ELECTRICAL-RESISTIVITY AND PHASE-TRANSITION BEHAVIOR OF URANIUM UNDER PRESSURE AND TEMPERATURE

In this paper, we report the electrical resistivity of uranium up to 10 GPa and 1300 K. In alpha-uranium. the electrical resistivity shows a nonlinear rise with temperature with a negative curvature towards the temperature axis. The temperature coefficient of the resistivity is found to decrease with pressure. When the temperature is further increased, uranium undergoes alpha-beta and beta-gamma transitions which are accompanied by sharp resistivity drops.
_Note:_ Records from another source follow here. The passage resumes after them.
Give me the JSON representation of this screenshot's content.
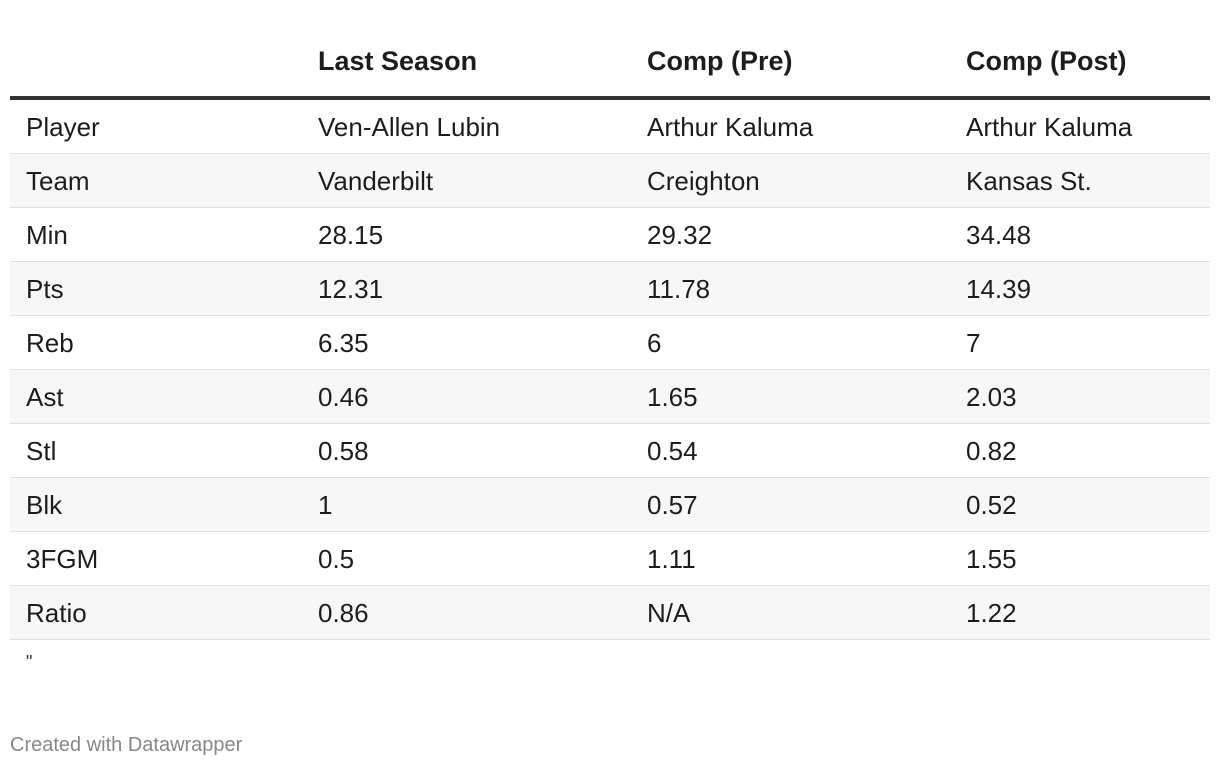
{
  "table": {
    "columns": [
      "Last Season",
      "Comp (Pre)",
      "Comp (Post)"
    ],
    "rows": [
      [
        "Player",
        "Ven-Allen Lubin",
        "Arthur Kaluma",
        "Arthur Kaluma"
      ],
      [
        "Team",
        "Vanderbilt",
        "Creighton",
        "Kansas St."
      ],
      [
        "Min",
        28.15,
        29.32,
        34.48
      ],
      [
        "Pts",
        12.31,
        11.78,
        14.39
      ],
      [
        "Reb",
        6.35,
        6,
        7
      ],
      [
        "Ast",
        0.46,
        1.65,
        2.03
      ],
      [
        "Stl",
        0.58,
        0.54,
        0.82
      ],
      [
        "Blk",
        1,
        0.57,
        0.52
      ],
      [
        "3FGM",
        0.5,
        1.11,
        1.55
      ],
      [
        "Ratio",
        0.86,
        "N/A",
        1.22
      ]
    ]
  },
  "note": "\"",
  "footer": "Created with Datawrapper"
}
At pressures above 3.6 GPa, a direct alpha-gamma transition is observed, The alpha-beta-gamma triple point is determined to be 3.6 +/- 0.2 GPa and 1078 +/- 3 K. Large temperature hystereses are observed during these transitions. The hystereses are found to decrease with pressure across the alpha-beta and alpha-gamma transitions whereas during the beta-gamma transition hysteresis is almost pressure-independent. On the basis of the present experimental observation, of the two possible scattering mechanisms operating in alpha-uranium. namely the interband and the spin-fluctuation scattering. the latter is found to be the dominant mechanism contributing to the resistivity. From the pressure-independent hysteresis behaviour during the beta-gamma transition it is suggested that either the beta-gamma transition is weakly thermal in nature or that the slope of this transition line is zero. If the latter is true, then a careful determination of the beta-gamma boundary line in the P-T phase diagram of uranium is recommended.